Sakrokoksigeal pilonidal sinus hastalığında “non touch” prensibiyle eksizyonun önemi
Şefik Çaman, Ayşenur Cerrah Celayir, Osman Zeki Pektaş, Naime İpek Atay, Sabri Cansaran
Zeynep Kamil Kadın ve Çocuk Hastalıkları Eğitim ve Araştırma Hastanesi, Çocuk Cerrahisi Kliniği, İstanbul
Anahtar Kelimeler: Pilonidal sinüs, sakrocoksigeal pilonidal hastalık, karydakis ameliyatı, Limberg flebi
Özet
Amaç: Günümüzde hâlen pilonidal sinüs hastalığı cerrahisinde rekürrens ve yara yeri detaşmanı hâlen sık olması nedeniyle pek çok cerrahi yöntem tanımlanmıştır. Bu çalışmada, opere edilen komplike pilonidal sinüslü olguların cerrahi tedavi sonuçlarının literatür eşliğinde tartışılması amaçlandı.
Gereç ve Yöntemler: Haziran 2010-Haziran 2014 yılları arasında koplike pilonidal sinüs tanısı ile kliniğimizde opere edilen olguların tüm hastane kayıtları geriye dönük olarak incelendi. Hastaların demografik özellikleri, cerrahi yöntem ve sonuçları analiz edildi.

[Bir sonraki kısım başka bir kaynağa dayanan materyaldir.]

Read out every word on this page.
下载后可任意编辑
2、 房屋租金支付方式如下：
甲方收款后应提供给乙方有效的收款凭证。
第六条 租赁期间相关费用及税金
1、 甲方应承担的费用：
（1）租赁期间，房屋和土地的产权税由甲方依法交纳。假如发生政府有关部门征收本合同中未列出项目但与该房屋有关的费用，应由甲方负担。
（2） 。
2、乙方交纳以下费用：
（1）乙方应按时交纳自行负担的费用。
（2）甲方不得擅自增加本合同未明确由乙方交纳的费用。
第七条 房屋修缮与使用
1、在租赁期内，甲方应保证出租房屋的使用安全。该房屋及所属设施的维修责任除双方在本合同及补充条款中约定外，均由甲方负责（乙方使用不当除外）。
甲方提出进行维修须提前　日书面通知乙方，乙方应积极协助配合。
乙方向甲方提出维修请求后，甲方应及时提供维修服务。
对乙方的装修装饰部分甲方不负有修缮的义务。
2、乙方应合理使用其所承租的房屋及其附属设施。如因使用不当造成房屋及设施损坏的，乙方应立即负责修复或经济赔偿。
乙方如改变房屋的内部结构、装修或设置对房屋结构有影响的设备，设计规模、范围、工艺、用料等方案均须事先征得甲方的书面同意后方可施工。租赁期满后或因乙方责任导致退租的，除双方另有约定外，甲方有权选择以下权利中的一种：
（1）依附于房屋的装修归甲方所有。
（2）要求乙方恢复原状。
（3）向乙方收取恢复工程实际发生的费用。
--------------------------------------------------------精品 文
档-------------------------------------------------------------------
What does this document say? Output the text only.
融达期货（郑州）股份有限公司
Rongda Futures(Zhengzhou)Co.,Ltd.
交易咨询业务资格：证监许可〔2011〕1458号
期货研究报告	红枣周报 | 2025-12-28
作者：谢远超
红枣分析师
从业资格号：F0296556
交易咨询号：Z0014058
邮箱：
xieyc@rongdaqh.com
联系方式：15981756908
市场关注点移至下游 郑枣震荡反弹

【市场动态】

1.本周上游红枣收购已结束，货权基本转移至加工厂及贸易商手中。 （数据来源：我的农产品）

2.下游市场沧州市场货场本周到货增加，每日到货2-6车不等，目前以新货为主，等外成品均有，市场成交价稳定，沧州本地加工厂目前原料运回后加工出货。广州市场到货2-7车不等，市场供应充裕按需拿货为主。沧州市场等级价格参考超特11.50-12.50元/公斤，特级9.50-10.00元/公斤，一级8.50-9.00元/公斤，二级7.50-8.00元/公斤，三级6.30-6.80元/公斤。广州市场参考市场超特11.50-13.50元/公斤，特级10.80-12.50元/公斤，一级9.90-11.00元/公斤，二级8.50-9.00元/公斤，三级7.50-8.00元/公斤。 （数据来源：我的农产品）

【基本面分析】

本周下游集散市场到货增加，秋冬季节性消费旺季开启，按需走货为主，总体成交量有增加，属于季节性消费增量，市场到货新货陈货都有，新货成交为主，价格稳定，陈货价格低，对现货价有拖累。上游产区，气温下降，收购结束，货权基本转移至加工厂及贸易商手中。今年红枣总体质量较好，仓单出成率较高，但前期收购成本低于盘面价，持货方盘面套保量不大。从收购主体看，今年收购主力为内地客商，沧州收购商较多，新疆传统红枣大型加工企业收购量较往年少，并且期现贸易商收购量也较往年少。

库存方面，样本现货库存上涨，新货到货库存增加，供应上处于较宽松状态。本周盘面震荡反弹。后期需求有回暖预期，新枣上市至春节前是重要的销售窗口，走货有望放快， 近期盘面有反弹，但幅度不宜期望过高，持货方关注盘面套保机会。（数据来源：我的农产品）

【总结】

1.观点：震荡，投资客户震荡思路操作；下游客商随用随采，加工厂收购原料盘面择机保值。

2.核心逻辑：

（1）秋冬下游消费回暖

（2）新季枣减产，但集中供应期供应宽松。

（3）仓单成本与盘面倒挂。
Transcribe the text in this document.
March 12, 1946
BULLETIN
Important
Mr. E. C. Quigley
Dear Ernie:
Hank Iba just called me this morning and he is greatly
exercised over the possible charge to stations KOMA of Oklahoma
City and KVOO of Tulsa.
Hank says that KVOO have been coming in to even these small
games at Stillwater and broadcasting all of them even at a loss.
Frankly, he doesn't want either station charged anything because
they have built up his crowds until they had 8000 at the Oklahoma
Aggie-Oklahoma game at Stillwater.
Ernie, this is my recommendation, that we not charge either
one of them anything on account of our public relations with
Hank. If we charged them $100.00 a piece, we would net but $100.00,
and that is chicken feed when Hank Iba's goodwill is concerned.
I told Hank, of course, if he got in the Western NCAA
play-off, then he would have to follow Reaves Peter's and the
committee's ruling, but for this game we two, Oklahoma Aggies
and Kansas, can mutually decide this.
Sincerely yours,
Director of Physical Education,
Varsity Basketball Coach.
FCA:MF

Bulgular: Dört yıllık sürede 18 olgu komplike pilonidal sinüs nedeniyle kliniğimizde opere edilmiş olup, 7’si adolesan erkek (% 39) 11’i adolesan kız (% 61) idi. Ameliyat sırasında yaş ortalamaları 14.7 yıl (en küçük 11-en büyük 17) idi. Erkek olguların kilo ortalaması (81,5 kg) kız olguların kilo ortalaması (68,5 kg)’ndan yüksekti, ancak kiloya göre persantilleri kızlarda hafif yüksekti. Yedi olguda (% 41) Karydakis yöntemi, 11 olguda (% 59) Limberg flebi yöntemi ile lezyon köşelerinden askıya alınarak pilonidal sinüs eksizyonu (non touch eksizyon) yapılmıştı. Başka bir merkezde bir yıl önce opere edilen bir olgu nüks nedeniyle kliniğimizde opere edilmişti. Hastanede yatış süresi ortalama 3 gün idi. Ağızdan sefazolin ve metronidazol ile antibiotik tedavisi ve pansumanlarına devam edilen olgularda 2 hafta mobilizasyon kısıtlaması yapıldı, 3. haftada sütürleri alındı. Hastaların takipleri sorunsuz seyretti. Bir olguda (% 5,5) yara infeksiyonu, 1 olguda (% 5,5) nüks gelişti.
Sonuç: Komplike olmuş pilonidal sinüs ameliyatlarında insizyon köşelerinden dikişle askıya alınması ve yara kenarlarının ince dişli pensetlerle nazikçe tutularak sütüre edilmesinin yara iyileşmesini hızlandıracağı, yara infeksiyonu ve detaşmanını azaltacağı ve nüksleri önleyeceği düşünülmektedir. Sonuç olarak, iki farklı yöntemle non-touch prensiplerine uyularak ameliyat edilen pilonidal sinüs olgularımızdaki nüks oranı literatüre göre oldukça düşük bulunmuştur.